Comme tous les mercredis matin, ce mercredi, je suis allé faire mon marché. Comme tous les mercredis matin, j’ai descendu les escaliers, traversé la cour intérieure que les ouvriers n’ont toujours pas fini d’occuper, j’ai appuyé sur le bouton qui permet d’ouvrir la porte qui donne sur la rue et je me suis mis en marche vers le boulevard Edgar Quinet. Au bout d’un bref moment — tout juste le temps de faire quelques pas —, j’ai ressenti une sensation étrange, comme si j’étais pris soudain dans un champ de forces qui me transperçaient de part en part. Je me suis arrêté et j’ai regardé mes mains qui me faisaient l’impression d’être la cible d’invisibles rayons, mais tout allait bien, du moins, elles n’étaient pas en train de fondre ni de se désintégrer. Du coup, j’ai regardé autour de moi et tout avait l’air parfaitement normal, la circulation était toujours aussi étouffante, les familles de mendiants avaient toujours leur domicile sur les bouches d’aération du métropolitain, et les magazines grand public faisaient sans discontinuer leur putassière réclame. Contrairement à mon habitude, je me suis assis sur un banc. À vrai dire, ce ne fut pas une décision consciente. Disons que quelque chose m’a poussé à m’y asseoir. Ce devait être le champ de forces. C’était nécessairement le champ de forces. Je n’ai même pas essayé de résister. Une fois assis, une idée étrange m’a pénétré. J’ai posé la main sur mon front, et je me suis demandé :
— Mais qu’a-t-il bien pu se passer avant le 18 juin 1940 ? Depuis le 18 juin 1940, du fait de sa permanente actualité, nous ne vivons plus que des 18 juin, cela est entendu, c’est indiscutable, n’y revenons pas. Mais avant ? Avant le 18 juin 1940, jusqu’au 17 juin 1940, quel jour vivions-nous ? Le 14 juillet 1789 ? Le 18 brumaire de l’An VIII ? Ou bien, au contraire, un jour banal, un jour comme un autre, un jour au cours duquel il ne s’est rien passé de remarquable dans l’histoire de France ? Maudit 18 juin 1940…
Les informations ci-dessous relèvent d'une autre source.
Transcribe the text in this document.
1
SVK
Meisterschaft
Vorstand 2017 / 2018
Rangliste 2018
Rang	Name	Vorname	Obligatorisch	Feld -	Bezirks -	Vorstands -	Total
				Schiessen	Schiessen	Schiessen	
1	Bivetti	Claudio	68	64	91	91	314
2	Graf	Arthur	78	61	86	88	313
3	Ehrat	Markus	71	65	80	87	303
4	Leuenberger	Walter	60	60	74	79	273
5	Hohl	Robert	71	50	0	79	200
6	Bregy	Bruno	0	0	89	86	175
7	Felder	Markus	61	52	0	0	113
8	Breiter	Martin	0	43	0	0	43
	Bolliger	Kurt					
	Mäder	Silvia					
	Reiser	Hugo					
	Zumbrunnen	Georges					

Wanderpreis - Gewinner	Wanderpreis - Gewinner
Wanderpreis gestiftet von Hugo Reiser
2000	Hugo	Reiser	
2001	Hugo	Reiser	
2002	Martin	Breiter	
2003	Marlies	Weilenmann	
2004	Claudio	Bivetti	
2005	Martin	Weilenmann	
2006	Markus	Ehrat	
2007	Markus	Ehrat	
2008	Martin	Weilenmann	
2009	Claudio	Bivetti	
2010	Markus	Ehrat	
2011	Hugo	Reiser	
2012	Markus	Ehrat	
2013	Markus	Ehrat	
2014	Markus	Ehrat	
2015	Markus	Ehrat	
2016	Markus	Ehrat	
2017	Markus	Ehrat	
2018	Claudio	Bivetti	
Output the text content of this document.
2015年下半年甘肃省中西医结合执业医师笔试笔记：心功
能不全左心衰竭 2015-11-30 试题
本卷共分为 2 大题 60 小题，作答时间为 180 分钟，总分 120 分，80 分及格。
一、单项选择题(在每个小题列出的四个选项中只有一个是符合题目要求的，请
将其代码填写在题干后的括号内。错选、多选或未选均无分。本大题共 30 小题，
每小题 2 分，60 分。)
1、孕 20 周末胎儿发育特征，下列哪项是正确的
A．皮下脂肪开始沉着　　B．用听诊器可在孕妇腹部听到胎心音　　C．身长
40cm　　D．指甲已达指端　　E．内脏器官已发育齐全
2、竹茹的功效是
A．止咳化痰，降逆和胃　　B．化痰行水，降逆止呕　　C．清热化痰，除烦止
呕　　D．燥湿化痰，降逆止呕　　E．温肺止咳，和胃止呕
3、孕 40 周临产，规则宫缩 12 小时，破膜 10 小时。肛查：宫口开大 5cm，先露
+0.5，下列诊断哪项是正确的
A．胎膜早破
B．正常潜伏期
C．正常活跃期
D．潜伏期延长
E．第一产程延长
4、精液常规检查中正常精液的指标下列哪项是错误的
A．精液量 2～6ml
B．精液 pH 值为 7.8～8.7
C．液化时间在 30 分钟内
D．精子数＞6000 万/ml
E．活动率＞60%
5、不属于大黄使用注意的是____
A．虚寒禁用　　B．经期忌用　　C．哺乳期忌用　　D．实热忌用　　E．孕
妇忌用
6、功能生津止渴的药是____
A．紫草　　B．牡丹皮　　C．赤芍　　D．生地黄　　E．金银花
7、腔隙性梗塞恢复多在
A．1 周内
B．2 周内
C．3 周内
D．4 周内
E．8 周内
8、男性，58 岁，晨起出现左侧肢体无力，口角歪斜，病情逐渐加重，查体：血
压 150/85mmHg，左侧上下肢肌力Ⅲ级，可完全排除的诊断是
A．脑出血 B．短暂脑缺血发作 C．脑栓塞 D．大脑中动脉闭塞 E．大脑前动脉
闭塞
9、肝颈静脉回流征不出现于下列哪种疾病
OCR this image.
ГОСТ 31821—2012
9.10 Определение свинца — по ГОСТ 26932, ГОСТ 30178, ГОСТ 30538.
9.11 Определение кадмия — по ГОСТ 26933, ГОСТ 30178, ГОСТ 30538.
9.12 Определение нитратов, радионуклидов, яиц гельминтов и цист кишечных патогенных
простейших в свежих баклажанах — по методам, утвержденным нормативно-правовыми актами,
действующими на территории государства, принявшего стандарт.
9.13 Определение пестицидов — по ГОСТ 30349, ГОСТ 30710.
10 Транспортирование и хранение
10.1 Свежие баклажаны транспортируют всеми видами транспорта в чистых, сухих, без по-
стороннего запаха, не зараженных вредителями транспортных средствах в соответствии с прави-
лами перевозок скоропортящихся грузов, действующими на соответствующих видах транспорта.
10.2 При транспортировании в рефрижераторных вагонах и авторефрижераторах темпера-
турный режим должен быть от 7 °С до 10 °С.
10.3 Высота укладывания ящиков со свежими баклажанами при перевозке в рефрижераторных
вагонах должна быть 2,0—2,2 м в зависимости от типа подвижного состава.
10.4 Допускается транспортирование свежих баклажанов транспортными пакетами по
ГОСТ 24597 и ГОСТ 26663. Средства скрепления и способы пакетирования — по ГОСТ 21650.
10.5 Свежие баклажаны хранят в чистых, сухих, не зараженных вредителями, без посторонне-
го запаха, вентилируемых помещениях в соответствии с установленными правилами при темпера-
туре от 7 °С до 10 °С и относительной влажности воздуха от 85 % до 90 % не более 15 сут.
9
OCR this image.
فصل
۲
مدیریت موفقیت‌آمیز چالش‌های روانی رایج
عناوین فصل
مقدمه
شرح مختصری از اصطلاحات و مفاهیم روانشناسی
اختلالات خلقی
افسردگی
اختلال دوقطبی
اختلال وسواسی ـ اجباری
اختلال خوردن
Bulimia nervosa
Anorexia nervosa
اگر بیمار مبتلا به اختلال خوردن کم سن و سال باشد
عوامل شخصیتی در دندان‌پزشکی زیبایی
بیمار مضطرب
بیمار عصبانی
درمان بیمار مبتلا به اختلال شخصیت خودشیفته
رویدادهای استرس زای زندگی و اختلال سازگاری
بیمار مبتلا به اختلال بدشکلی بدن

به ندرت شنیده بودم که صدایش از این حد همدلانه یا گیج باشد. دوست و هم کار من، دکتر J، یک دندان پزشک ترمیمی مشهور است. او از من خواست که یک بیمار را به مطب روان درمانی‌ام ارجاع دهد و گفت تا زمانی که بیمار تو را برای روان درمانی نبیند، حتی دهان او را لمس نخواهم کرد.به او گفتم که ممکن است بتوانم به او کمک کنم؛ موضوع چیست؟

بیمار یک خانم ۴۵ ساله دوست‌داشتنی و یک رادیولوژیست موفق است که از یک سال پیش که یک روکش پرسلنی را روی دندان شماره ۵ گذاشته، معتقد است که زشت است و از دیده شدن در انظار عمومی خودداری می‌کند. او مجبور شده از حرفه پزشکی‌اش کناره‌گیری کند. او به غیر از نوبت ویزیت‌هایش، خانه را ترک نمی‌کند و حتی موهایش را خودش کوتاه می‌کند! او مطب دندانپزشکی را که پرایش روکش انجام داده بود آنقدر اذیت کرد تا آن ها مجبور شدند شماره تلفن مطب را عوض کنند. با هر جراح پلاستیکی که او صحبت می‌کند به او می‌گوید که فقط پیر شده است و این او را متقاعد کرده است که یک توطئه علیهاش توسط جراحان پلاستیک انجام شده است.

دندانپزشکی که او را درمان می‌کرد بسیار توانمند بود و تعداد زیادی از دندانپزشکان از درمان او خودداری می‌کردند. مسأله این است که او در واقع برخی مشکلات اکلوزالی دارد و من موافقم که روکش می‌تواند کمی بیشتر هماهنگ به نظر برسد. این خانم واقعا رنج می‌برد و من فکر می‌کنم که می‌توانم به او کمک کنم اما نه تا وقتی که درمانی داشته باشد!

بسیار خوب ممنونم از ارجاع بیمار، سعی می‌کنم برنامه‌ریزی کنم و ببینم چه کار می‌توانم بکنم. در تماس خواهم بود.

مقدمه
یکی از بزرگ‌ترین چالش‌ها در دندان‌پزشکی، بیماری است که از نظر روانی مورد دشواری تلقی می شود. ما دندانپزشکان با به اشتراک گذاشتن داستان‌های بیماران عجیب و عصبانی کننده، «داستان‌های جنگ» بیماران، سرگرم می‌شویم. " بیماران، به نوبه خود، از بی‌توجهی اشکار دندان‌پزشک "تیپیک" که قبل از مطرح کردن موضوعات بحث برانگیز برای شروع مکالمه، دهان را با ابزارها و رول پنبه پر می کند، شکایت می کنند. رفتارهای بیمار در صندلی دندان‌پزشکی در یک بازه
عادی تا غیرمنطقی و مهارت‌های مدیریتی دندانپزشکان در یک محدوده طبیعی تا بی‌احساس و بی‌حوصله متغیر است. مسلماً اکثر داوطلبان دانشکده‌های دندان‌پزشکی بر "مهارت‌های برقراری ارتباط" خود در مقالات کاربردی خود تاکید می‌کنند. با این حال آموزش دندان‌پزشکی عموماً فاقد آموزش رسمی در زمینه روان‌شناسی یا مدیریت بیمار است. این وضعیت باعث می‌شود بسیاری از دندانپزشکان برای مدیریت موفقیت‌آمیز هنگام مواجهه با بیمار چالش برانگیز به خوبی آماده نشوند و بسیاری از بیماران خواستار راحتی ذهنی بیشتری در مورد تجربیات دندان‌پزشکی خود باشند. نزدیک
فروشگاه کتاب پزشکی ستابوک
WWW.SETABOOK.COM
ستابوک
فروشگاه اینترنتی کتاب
J’avais dû parler à voix haute sans même m’en rendre compte parce qu’un agent de police s’est approché et après m’avoir salué de façon règlementaire s’est adressé à moi :
— You are Place du 18 juin 1940.
Je ne sais pas ce qui m’a le plus étonné : le renseignement que je n’avais pas demandé ou le policier polyglotte. Je l’ai regardé un peu interloqué et je lui ai répondu :
— Non, mais de quoi vous me parlez, là ?
— Ah pardon, m’a-t-il rétorqué, je croyais que vous étiez un touriste perdu… Vos papiers !
— Ah d’accord, comme je ne suis pas un touriste, vous contrôlez mon identité ?
— Ne discutez pas. Vos papiers !
Je lui ai donné ma carte d’identité qu’il a regardée après m’avoir regardé et avant de me regarder à nouveau et après aussi et ainsi de suite trois ou quatre fois. Et puis il m’a dit :
— C’est un luxe de passer le temps assis sur un banc. Vous n’avez pas de travail ?
— Je suis écrivain. J’allais faire le marché quand…
Je n’ai pas eu le temps de finir ma phrase parce qu’il a éclaté de rire. Il a appelé son collègue :
— Didier ! Didier ! Hé, Didier ! Viens voir, j’ai trouvé le nouveau Houellebecq !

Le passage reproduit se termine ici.